水と命をつなぐ庭 -久米島FARMO- 久米島-2024

久米島の豊かな自然と海。その海から生まれる藻類は、命を育み、未来の可能性を広げる存在である。
日本初の藻類農園「久米島FARMO」は、研究・生産・体験を通して藻類の価値を発信する拠点として誕生した。私たちはその施設内において、訪れる人が自然との関係性を肌で感じられるようランドスケープの演出と造園施工を担った。

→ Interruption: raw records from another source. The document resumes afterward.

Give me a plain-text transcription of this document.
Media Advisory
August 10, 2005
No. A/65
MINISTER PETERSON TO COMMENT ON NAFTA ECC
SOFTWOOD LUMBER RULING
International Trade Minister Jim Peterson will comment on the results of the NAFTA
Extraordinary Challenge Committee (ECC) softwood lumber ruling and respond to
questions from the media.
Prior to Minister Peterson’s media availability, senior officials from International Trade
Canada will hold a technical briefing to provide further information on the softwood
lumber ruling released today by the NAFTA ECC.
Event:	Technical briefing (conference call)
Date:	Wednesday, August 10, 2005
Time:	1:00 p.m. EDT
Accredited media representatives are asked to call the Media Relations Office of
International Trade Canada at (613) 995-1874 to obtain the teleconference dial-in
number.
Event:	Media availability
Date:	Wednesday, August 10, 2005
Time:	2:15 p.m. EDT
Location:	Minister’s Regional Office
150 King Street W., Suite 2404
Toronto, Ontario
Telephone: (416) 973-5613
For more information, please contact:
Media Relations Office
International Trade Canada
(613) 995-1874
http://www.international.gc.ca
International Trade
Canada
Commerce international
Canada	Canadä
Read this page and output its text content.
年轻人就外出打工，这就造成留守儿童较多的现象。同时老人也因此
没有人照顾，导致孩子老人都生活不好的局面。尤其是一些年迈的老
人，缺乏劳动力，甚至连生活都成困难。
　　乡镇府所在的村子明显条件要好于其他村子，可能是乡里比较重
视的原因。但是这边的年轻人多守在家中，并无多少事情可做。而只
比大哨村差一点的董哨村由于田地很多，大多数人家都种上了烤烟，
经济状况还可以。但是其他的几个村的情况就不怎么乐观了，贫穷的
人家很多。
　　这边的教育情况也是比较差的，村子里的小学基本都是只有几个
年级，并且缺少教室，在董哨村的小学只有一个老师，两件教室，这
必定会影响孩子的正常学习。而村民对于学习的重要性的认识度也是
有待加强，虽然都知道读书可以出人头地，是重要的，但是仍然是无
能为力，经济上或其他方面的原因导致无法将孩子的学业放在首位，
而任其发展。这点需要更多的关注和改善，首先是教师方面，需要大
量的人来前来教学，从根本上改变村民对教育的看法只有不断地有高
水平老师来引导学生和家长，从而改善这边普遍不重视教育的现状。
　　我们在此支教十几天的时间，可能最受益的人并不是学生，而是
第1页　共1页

計画では、久米島の自然を貫く大きな循環―山から生まれた水が川となり、ガマ(洞窟)や地中を通り抜け、やがて海へと還っていく流れ―を主題としている。水は形を変えながら大地を潤し、植物や動物、人々の暮らしに恵みを与え続けている。その循環の姿を庭というスケールで可視化するために、ツワブキやクロツグ、アダン、モンパノキなど島に根付く植栽を選び、丁寧に配置した。
これらの植物は、強い日差しや潮風に耐えながら力強く根を張る存在であり、久米島の自然そのものを象徴している。さらに琉球石灰岩を景石として取り入れることで、積み重なった地層の記憶や大地に宿る悠久の力を空間に刻み込んだ。
植物と石が織りなす風景は、水の旅路と重なり合い、訪れる人に「大地と水が紡ぐ生命の物語」を感じさせる。そこに吹き抜ける風や揺れる葉の影が加わることで、静けさの中にも生命のリズムが息づく久米島ならではの庭の風景が立ち現れる。
藻類が象徴する「水と生命のつながり」と久米島の自然環境を重ね合わせることで、研究施設でありながらも来訪者に安らぎと発見をもたらす新たな体験の場を創出した。